Study authors Lila J Finney Rutten (Mayo Clinic in Rochester, USA) and colleagues state health literacy is the “the degree to which individuals have the capacity to obtain, process and understand basic health information and services needed to make appropriate health decisions”. Previous studies have suggested that low health literacy among patients with heart failure could be associated with a higher risk of mortality, hospitalisations and emergency department visits, but results have been inconsistent. Therefore, Finney Rutten et al sought to determine the effect of health literacy on mortality, while adjusting for important potential confounders, on hospitalisations and emergency department visits among heart failure patients; the first meta-analysis of its kind.

They, with the assistance of a medical librarian, conducted a systematic review across EMBASE, MEDLINE, PsycInfo and EBSCO CINAHL databases from inception to 1 January 2019. Both observational and interventional studies evaluated the impact of health literacy among patients 18 years or older with heart failure on mortality, hospitalisations and emergency department visits for all causes. Interventional studies evaluated interventions among patients with heart failure who had low health literacy.

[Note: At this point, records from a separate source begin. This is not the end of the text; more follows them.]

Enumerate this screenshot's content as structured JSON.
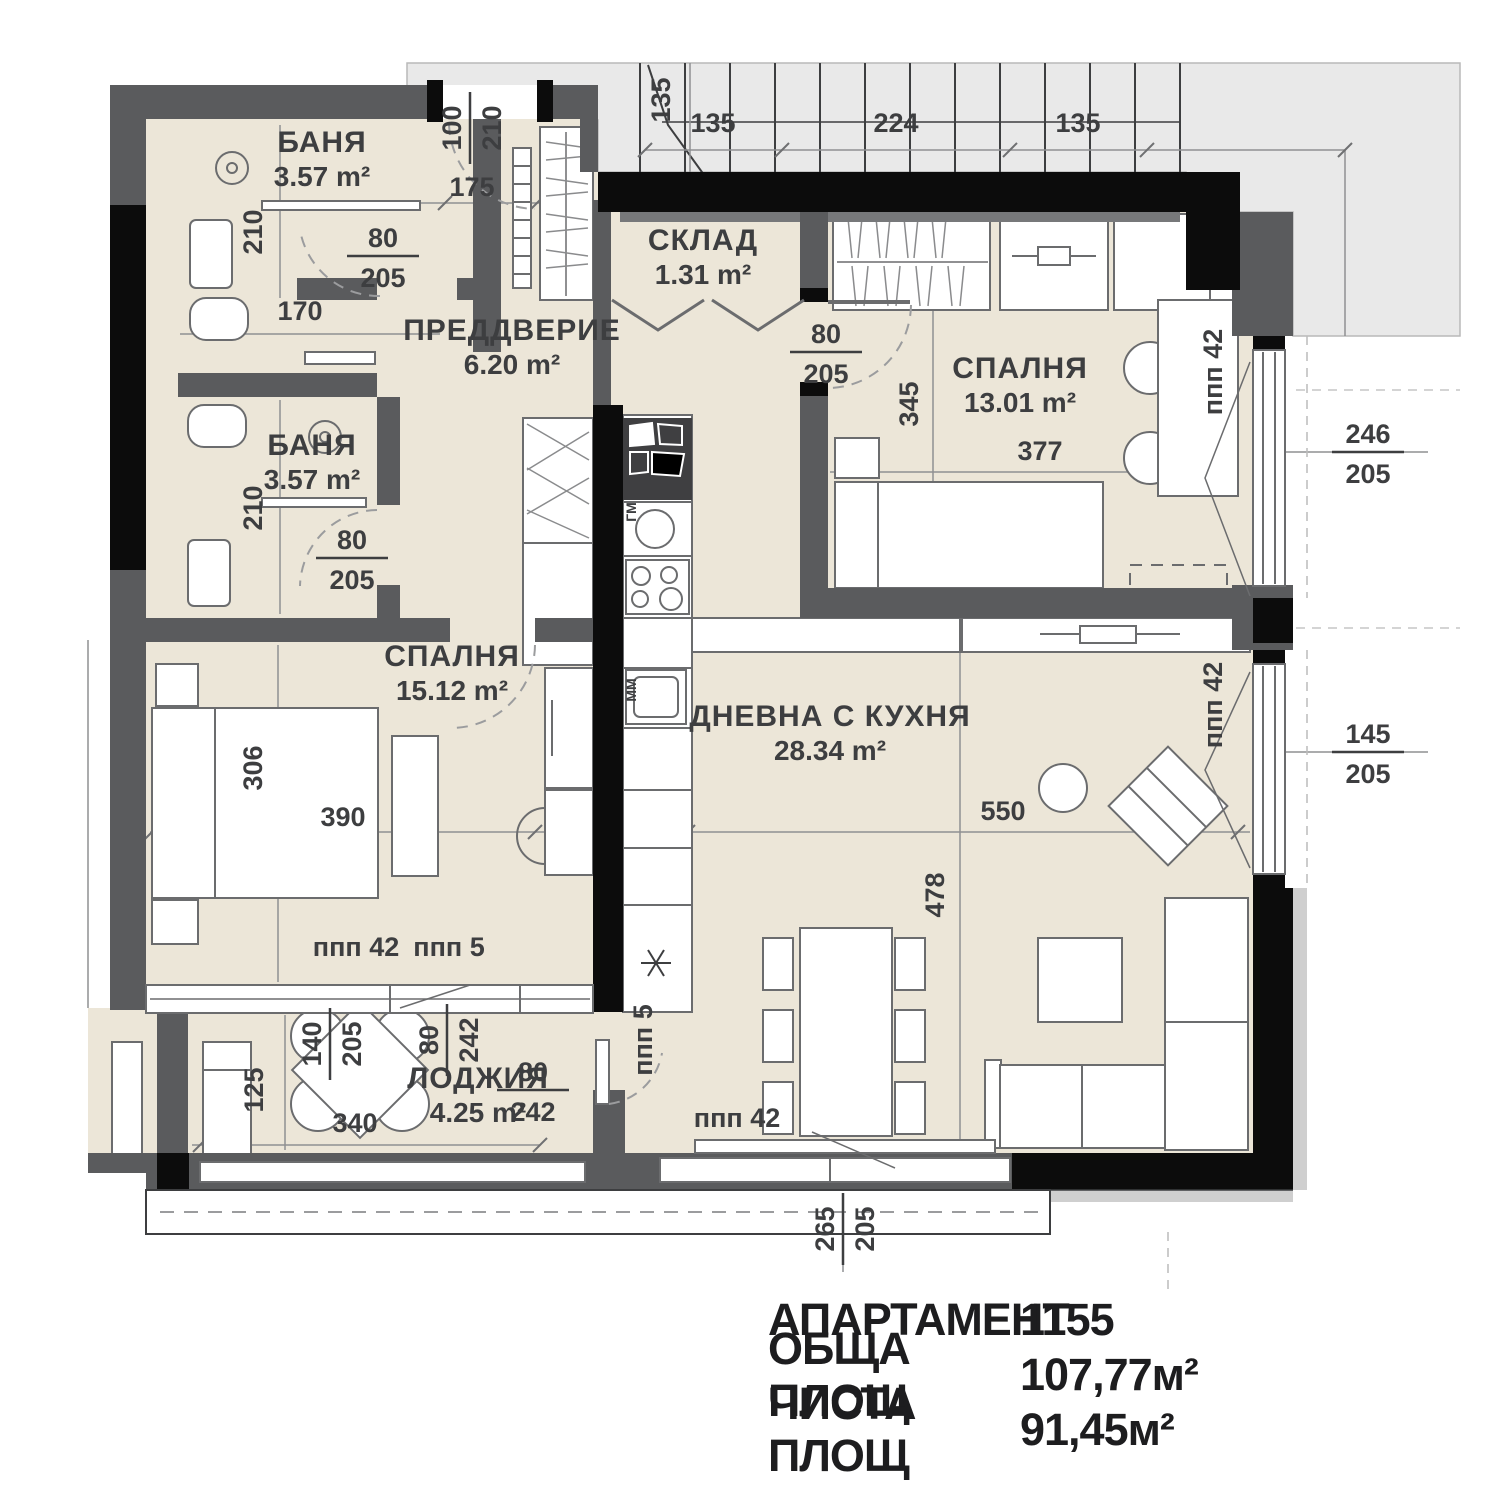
{
  "plan_title": "Апартамент 1155 - архитектурен план",
  "colors": {
    "room_fill": "#ece6d8",
    "wall_gray": "#5a5b5d",
    "structure_black": "#0c0c0c",
    "exterior_gray": "#e9e9e9",
    "furniture_line": "#6b6c6e",
    "dim_text": "#3d3e40"
  },
  "rooms": [
    {
      "id": "banya-1",
      "name": "БАНЯ",
      "area": "3.57 m²",
      "x": 322,
      "y": 152
    },
    {
      "id": "banya-2",
      "name": "БАНЯ",
      "area": "3.57 m²",
      "x": 312,
      "y": 455
    },
    {
      "id": "preddverie",
      "name": "ПРЕДДВЕРИЕ",
      "area": "6.20 m²",
      "x": 512,
      "y": 340
    },
    {
      "id": "sklad",
      "name": "СКЛАД",
      "area": "1.31 m²",
      "x": 703,
      "y": 250
    },
    {
      "id": "spalnya-13",
      "name": "СПАЛНЯ",
      "area": "13.01 m²",
      "x": 1020,
      "y": 378
    },
    {
      "id": "spalnya-15",
      "name": "СПАЛНЯ",
      "area": "15.12 m²",
      "x": 452,
      "y": 666
    },
    {
      "id": "dnevna",
      "name": "ДНЕВНА С КУХНЯ",
      "area": "28.34 m²",
      "x": 830,
      "y": 726
    },
    {
      "id": "lodzhia",
      "name": "ЛОДЖИЯ",
      "area": "4.25 m²",
      "x": 478,
      "y": 1088
    }
  ],
  "dim_labels": [
    {
      "t": "135",
      "x": 713,
      "y": 132
    },
    {
      "t": "224",
      "x": 896,
      "y": 132
    },
    {
      "t": "135",
      "x": 1078,
      "y": 132
    },
    {
      "t": "135",
      "x": 670,
      "y": 100,
      "r": -90
    },
    {
      "t": "175",
      "x": 472,
      "y": 196
    },
    {
      "t": "170",
      "x": 300,
      "y": 320
    },
    {
      "t": "210",
      "x": 262,
      "y": 232,
      "r": -90
    },
    {
      "t": "210",
      "x": 262,
      "y": 508,
      "r": -90
    },
    {
      "t": "345",
      "x": 918,
      "y": 404,
      "r": -90
    },
    {
      "t": "377",
      "x": 1040,
      "y": 460
    },
    {
      "t": "306",
      "x": 262,
      "y": 768,
      "r": -90
    },
    {
      "t": "390",
      "x": 343,
      "y": 826
    },
    {
      "t": "550",
      "x": 1003,
      "y": 820
    },
    {
      "t": "478",
      "x": 944,
      "y": 895,
      "r": -90
    },
    {
      "t": "340",
      "x": 355,
      "y": 1132
    },
    {
      "t": "125",
      "x": 263,
      "y": 1090,
      "r": -90
    },
    {
      "t": "ппп 42",
      "x": 356,
      "y": 956
    },
    {
      "t": "ппп 5",
      "x": 449,
      "y": 956
    },
    {
      "t": "ппп 42",
      "x": 737,
      "y": 1127
    },
    {
      "t": "ппп 42",
      "x": 1222,
      "y": 372,
      "r": -90
    },
    {
      "t": "ппп 42",
      "x": 1222,
      "y": 705,
      "r": -90
    },
    {
      "t": "ппп 5",
      "x": 652,
      "y": 1040,
      "r": -90
    },
    {
      "t": "ГМ",
      "x": 636,
      "y": 512,
      "r": -90,
      "s": 14
    },
    {
      "t": "ММ",
      "x": 636,
      "y": 690,
      "r": -90,
      "s": 14
    }
  ],
  "fraction_labels": [
    {
      "top": "80",
      "bottom": "205",
      "x": 383,
      "y": 256
    },
    {
      "top": "80",
      "bottom": "205",
      "x": 352,
      "y": 558
    },
    {
      "top": "80",
      "bottom": "205",
      "x": 826,
      "y": 352
    },
    {
      "top": "100",
      "bottom": "210",
      "x": 470,
      "y": 128,
      "r": -90
    },
    {
      "top": "246",
      "bottom": "205",
      "x": 1368,
      "y": 452
    },
    {
      "top": "145",
      "bottom": "205",
      "x": 1368,
      "y": 752
    },
    {
      "top": "140",
      "bottom": "205",
      "x": 330,
      "y": 1044,
      "r": -90
    },
    {
      "top": "80",
      "bottom": "242",
      "x": 447,
      "y": 1040,
      "r": -90
    },
    {
      "top": "80",
      "bottom": "242",
      "x": 533,
      "y": 1090
    },
    {
      "top": "265",
      "bottom": "205",
      "x": 843,
      "y": 1229,
      "r": -90
    }
  ],
  "summary": {
    "rows": [
      {
        "label": "АПАРТАМЕНТ",
        "value": "1155"
      },
      {
        "label": "ОБЩА ПЛОЩ",
        "value": "107,77м²"
      },
      {
        "label": "ЧИСТА ПЛОЩ",
        "value": "91,45м²"
      }
    ]
  }
}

Among the observational studies, 9,171 heart failure patients were included, of which 2,207 (24%) had inadequate or marginal health literacy.

In the studies reviewed, health literacy was assessed using objective or subjective measures—objective health literacy measurement tools evaluate how much the patient comprehends medical information and subjective measurement tools evaluate how much the patients think they understand.

The authors found that low health literacy was associated with higher unadjusted risk for mortality (relative risk [RR]: 1.67, 95% confidence interval [CI]: 1.18, 2.36), hospitalisations and emergency department visits. In adjusted analyses, low health literacy remained statistically associated with mortality and hospitalisations, but no correlation was found for emergency department visits. Among the four interventional studies, two effectively improved outcomes for heart failure patients with low health literacy.

Finney Rutten comments: “Our findings showed that an inadequate level of health literacy is associated with increased risks in mortality and hospitalisation among patients with heart failure. Identifying health literacy as a factor that affects health outcomes and measuring its effect on patients with heart failure is essential to allocate more resources for, and research on, interventions to improve health literacy.”